Aquí nace la misión de Don Bosco, aquí empieza a sentir la necesidad de desacomodarse, de salir de su egoísmo, de su zona de confort, de abrir las puertas y salir a las periferias de los jóvenes, de ampliar la mirada y descubrir dónde Dios necesitaba de él una respuesta concreta. Por ello, al acercarnos a la vocación y a la misión de Don Bosco te proponemos hacer experiencia de ser tú también parte de este sueño, abriendo las puertas para salir y arriesgándote a ser un Joven callejero de la fe y del encuentro, tal como nos lo invita el Papa Francisco.

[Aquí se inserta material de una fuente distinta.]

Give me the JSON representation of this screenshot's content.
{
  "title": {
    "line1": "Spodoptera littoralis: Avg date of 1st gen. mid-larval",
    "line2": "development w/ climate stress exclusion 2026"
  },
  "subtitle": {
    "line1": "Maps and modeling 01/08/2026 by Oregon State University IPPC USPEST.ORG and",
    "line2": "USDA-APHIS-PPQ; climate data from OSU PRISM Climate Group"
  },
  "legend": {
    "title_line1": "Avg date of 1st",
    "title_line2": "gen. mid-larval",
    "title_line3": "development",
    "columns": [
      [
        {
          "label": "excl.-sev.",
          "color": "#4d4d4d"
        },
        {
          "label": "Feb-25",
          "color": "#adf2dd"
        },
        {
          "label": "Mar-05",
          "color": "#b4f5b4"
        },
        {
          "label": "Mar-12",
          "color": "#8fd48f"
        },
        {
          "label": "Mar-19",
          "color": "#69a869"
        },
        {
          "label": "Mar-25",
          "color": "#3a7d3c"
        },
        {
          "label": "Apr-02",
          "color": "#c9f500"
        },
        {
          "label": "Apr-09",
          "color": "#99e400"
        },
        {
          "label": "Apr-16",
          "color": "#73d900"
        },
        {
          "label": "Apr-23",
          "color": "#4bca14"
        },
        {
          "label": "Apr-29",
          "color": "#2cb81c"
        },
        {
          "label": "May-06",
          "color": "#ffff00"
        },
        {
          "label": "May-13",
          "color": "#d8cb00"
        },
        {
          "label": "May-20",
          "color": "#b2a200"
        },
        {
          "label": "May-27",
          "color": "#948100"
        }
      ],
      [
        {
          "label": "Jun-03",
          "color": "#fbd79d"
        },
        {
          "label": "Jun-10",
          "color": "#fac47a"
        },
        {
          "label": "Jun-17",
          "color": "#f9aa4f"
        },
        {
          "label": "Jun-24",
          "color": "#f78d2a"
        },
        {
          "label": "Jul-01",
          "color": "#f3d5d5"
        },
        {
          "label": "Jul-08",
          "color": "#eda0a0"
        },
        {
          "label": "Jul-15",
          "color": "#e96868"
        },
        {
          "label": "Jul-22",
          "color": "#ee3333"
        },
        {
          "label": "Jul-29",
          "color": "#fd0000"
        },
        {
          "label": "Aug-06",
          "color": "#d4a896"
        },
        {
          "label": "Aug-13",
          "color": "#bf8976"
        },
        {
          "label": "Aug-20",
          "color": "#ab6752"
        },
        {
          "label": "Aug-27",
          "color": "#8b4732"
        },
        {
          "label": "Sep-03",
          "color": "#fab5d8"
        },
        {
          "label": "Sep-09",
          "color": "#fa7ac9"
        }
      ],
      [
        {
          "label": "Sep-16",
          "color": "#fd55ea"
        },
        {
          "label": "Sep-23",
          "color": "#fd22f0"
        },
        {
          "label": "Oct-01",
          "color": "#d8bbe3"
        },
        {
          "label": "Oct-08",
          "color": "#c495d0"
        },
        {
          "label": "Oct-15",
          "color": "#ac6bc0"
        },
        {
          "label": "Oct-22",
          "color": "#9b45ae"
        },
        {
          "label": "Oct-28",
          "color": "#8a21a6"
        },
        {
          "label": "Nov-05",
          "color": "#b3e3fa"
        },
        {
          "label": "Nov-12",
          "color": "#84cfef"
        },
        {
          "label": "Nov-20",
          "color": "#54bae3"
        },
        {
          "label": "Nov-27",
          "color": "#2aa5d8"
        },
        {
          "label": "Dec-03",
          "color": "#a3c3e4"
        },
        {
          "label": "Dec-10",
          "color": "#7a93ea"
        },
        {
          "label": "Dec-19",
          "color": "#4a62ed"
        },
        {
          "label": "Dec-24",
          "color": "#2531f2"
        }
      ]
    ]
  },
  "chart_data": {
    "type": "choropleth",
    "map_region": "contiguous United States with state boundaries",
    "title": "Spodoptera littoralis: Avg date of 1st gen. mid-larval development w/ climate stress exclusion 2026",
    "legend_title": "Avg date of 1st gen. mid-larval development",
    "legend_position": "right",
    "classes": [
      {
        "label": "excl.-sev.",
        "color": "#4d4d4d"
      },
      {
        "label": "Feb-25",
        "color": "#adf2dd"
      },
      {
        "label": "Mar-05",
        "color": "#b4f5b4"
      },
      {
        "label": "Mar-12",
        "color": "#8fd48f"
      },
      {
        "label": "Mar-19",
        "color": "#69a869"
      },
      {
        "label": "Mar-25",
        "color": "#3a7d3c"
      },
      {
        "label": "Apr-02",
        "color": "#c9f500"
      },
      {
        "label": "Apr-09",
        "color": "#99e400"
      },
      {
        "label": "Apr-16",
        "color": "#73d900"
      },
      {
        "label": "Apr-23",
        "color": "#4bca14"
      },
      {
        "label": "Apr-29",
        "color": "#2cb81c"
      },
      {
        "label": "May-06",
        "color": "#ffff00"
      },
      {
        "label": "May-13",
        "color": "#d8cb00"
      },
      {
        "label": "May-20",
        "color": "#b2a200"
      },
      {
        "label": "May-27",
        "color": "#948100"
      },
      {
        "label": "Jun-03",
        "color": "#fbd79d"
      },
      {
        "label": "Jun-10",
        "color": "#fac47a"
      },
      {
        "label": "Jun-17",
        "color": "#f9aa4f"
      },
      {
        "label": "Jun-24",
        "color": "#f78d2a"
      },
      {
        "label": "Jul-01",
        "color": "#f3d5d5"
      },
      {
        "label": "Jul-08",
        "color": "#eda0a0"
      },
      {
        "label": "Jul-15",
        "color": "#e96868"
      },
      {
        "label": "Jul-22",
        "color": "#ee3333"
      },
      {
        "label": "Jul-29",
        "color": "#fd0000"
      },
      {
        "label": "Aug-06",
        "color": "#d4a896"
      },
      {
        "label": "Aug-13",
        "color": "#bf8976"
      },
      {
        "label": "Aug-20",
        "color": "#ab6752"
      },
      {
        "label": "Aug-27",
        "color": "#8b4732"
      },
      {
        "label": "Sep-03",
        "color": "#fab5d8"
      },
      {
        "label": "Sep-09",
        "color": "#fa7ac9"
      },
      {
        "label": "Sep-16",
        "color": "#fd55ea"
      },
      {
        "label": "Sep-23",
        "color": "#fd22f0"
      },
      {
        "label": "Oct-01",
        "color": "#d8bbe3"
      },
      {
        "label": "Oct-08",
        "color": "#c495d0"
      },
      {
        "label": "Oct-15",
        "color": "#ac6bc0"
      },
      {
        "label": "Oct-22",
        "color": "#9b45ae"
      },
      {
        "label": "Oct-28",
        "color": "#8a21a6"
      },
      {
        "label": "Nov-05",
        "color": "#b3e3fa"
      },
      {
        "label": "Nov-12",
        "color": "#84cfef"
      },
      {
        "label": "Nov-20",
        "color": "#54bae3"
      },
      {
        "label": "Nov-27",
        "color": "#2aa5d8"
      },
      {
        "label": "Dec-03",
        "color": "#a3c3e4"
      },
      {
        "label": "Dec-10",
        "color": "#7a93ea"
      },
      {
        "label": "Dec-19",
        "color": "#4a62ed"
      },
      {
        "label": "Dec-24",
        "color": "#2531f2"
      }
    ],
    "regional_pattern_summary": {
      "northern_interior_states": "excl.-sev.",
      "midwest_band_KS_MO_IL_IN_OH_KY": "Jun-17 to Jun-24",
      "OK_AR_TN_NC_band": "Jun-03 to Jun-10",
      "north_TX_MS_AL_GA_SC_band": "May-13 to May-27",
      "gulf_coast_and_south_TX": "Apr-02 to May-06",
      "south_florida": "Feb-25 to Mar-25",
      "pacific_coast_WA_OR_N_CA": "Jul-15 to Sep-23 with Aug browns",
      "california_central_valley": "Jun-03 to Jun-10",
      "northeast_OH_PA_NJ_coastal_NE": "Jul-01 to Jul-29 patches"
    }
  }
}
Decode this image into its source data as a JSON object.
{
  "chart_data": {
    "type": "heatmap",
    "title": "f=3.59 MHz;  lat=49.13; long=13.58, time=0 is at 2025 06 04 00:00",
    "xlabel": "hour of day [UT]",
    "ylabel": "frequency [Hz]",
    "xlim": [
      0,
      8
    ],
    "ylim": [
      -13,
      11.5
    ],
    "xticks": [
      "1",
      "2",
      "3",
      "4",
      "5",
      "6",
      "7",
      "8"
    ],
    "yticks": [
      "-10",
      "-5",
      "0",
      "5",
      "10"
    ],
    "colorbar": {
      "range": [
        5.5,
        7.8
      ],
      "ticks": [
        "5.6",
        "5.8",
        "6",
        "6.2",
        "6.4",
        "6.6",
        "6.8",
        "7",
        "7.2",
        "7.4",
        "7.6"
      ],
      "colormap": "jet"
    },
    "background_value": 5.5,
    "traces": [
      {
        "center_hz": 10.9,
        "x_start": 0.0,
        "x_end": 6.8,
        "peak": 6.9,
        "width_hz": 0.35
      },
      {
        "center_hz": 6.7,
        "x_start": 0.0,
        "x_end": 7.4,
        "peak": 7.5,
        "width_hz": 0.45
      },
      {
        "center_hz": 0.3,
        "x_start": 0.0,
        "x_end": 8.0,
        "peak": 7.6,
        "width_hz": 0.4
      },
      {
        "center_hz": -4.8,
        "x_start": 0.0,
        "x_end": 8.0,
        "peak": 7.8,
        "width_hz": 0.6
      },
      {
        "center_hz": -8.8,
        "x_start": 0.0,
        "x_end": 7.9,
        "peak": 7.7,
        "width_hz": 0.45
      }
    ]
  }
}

Como fruto de tu camino recorrido en la tercera etapa de la propuesta pastoral 2015 “YO TAMBIÉN HAGO PARTE DE ESTE SUEÑO” te invitamos a participar en el concurso "CALLEJEROS DE LA FE", una propuesta misionera que ayudará a poner en evidencia tu compromiso con el otro. 

 

 ¡PONTE LAS PILAS Y ENTREGA TODO!

Las metas altas se acercan a ti por el paso que das cada día, así cuando en la luz de tu corazón se vislumbra lo que quieres ser, percibes una presencia que te puede abrir un horizonte de posibilidades. Descubrir quién o qué está detrás de esa presencia es el primer paso para la conquista de lo que quieres llegar a ser.

 

Don Bosco escuchó en sus sueños la voz de esa PRESENCIA que, paso a paso, le develó la meta de su vida, a través de la Palabra que le enseña cómo hacer, que le da confianza y que lo capacita para una entrega total, para llegar a ser buena noticia de Dios para los jóvenes. Así, el gran sueño de la vida de Don Bosco empezó en un encuentro personal con Jesús que le definió el horizonte de su vida y lo más importante… lo llevó a vivir su sueño como experiencia única de salvación para sí mismo y para los jóvenes… NOSOTROS SOMOS PARTE DE ESTE SUEÑO.